Illinois Appellate Court

In re Marriage of Heaver, 2025 IL App (2d) 250021-U

June 23, 2025
CustodyProtection Orders
Case Analysis
- Case: In re Marriage of Heaver, 2025 IL App (2d) 250021-U (consol. Nos. 2-25-0021 & 2-25-0075), Order filed June 23, 2025 (Rule 23(b) non‑precedential). Parties: Sean Heaver (petitioner/appellee) v. Christine Heaver (respondent/appellant).

- Key legal issues
- Whether the entry of a plenary order of protection (OP) after dissolution constituted a "substantial change of circumstances" under 750 ILCS 5/610.5 permitting modification of the Allocation Judgment.
- Whether the trial court improperly relied on Christine’s post‑divorce conduct and mental‑health–related evidence in finding a change of circumstances.
- Whether Sean met his pleading and proof burden to modify allocation of decision‑making and parenting time.
- Whether appointment of a parenting coordinator (Sup. Ct. R. 909) was erroneous.
- Appellate briefing/procedure issues (timeliness under Sup. Ct. R. 311 and forfeiture for Rule 341 noncompliance).

- Holding/outcome
- The Second District affirmed. The trial court did not err: the plenary OP constituted a substantial change of circumstances; the court permissibly considered Christine’s conduct and related evidence; Sean met his burden to modify the Allocation Judgment; the appointment of a parenting coordinator was not successfully challenged (Christine’s challenge was forfeited); the court denied Christine’s supplemental brief as noncompliant with Rule 341 and found good cause for exceeding the Rule 311 150‑day target.

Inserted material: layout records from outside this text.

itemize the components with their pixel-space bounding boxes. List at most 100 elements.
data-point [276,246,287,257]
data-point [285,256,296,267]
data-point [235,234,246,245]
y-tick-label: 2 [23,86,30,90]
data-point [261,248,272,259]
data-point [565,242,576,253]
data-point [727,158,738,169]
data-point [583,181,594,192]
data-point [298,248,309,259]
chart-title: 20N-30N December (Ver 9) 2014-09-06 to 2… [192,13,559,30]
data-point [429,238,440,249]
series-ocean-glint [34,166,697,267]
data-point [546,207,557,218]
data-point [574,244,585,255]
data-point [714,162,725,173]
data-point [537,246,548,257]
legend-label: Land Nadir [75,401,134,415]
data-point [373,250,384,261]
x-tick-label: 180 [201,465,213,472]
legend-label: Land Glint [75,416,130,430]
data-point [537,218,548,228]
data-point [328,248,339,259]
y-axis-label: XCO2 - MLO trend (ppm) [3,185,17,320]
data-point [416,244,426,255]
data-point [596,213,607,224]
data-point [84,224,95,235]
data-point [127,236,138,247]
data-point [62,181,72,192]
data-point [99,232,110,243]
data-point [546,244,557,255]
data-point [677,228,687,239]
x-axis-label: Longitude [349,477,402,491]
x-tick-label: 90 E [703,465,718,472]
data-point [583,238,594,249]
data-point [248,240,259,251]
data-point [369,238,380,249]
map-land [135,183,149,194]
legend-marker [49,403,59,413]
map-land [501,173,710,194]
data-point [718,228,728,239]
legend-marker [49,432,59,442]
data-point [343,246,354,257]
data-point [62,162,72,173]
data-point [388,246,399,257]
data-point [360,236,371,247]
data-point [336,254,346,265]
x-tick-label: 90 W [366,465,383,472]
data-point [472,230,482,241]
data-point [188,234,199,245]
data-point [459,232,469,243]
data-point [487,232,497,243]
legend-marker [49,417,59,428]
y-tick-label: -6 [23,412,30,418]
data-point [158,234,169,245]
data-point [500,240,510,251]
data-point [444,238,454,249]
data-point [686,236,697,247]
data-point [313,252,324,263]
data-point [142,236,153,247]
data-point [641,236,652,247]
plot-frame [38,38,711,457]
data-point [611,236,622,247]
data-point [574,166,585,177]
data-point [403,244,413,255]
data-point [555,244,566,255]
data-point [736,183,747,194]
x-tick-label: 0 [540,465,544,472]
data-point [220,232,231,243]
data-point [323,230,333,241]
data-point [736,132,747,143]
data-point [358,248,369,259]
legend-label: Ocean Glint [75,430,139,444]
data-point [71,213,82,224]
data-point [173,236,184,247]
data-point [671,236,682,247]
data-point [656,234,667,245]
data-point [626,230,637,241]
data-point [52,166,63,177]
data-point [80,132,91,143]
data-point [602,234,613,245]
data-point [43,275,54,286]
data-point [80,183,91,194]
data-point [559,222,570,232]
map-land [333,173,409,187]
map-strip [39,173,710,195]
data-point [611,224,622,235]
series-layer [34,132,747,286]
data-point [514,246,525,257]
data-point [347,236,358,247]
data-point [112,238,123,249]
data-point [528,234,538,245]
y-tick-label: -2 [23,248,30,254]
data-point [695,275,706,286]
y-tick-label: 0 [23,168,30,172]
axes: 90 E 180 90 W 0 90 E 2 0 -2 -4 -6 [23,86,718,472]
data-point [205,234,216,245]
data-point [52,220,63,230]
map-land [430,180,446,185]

- Significant legal reasoning
- Section 610.5(c) requires a preponderance showing that facts arising since the parenting plan/Allocation Judgment constitute a substantial change; if shown, the court then applies best‑interest considerations (750 ILCS 5/602.5/602.7). The appellate court emphasized deference to the trial court on allocation decisions (reversed only if against the manifest weight of the evidence).
- The plenary OP and intervening facts (including police incident, emergency OP converted to plenary, and subsequent limited parenting time modifications) were properly viewed as post‑judgment facts that could justify modification.
- The GAL’s testimony about parental conduct (alleged staged incident, false accusations, interference with medical/educational decisions, and behaviors tending toward alienation) supported the trial court’s findings on best‑interest factors (child’s adjustment, mental/physical health of parties, parental cooperation, history of violence/abuse).
- Procedural: appellant’s repeated/corrected briefing that violated Rule 341 forfeited appellate review of the parenting‑coordinator challenge; Rule 311 accelerated deadlines may be extended for good cause.

- Practice implications (concise)
- Orders of protection entered post‑dissolution can be dispositive evidence of a substantial change warranting modification petitions—plead specific post‑judgment facts tied to 610.5(c).
- Present detailed, admissible evidence on best‑interest factors (GAL reports can be influential, especially re: alienation, medical/educational interference, and parental fitness).
- When challenging trial rulings reallocating decision‑making, expect appellate deference unless findings are against the manifest weight of the evidence.
- Comply strictly with appellate briefing rules (Sup. Ct. R. 341); duplicative or noncompliant briefs risk forfeiture. Be mindful of Rule 311 accelerated timelines and preserve record to show good cause for extensions.